Fast forward three years and the SAP HANA deployment choice is on course for a change -- to the cloud.
"We're actually releasing our RFP here in a couple of weeks in which we will take our entire SAP environment -- and other things -- out for bid to enterprise vendors like SAP HANA Enterprise Cloud, like IBM with their SoftLayer acquisition, to Dell with their Enstratius, and others like Virtustream, to see if it's feasible to empty our data center and move us to infrastructure-as-a-service providers," Dr. Kellen said.
What is really interesting about this move isn't the changing cost structures of a cloud deployment -- rather, it's the timing.
"The alternative to the cloud is we have to build a new data center, and that's an expensive proposition these days," Dr. Kellen explained. "There are many more options now, and we're going to shift our thinking to the cloud version only because we don't want to worry about the infrastructure ourselves."
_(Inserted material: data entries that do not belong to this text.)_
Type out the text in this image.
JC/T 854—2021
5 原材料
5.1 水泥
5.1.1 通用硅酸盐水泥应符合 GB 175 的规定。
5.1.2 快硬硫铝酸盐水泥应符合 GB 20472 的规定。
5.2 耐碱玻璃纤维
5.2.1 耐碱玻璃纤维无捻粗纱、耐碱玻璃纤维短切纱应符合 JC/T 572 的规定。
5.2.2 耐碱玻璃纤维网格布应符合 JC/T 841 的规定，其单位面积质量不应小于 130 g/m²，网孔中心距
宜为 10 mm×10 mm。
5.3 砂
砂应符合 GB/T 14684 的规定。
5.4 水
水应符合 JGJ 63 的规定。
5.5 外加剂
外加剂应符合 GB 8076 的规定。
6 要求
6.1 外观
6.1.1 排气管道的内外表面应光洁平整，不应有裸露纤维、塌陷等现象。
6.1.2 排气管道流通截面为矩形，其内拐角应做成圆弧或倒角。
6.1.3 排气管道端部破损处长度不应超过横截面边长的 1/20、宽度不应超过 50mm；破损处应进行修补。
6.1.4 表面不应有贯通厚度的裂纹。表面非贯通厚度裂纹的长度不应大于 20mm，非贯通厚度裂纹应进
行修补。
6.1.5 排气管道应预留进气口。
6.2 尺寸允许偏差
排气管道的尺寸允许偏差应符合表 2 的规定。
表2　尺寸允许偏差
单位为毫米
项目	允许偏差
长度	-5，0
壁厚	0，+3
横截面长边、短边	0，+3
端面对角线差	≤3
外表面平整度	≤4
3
This sort of timing, it turns out, may be the key to a smart SAP HANA deployment choice. According to John Appleby, global head of SAP HANA for Bluefin Solutions, CIOs should analyze where their organization is in relation to their own internal innovation cycle.
"Timing is everything for deployments," Appleby said. "What we tend to see is customers are aligning their deployment strategy with where they are in their innovation cycle, so if you look at hardware -- hardware is an expensive capital cost -- if you have to remove old hardware before it's been fully depreciated, you're going to take a knockdown hit. … The big thing is to look at where HANA deployment makes sense within the context of your organizational strategy."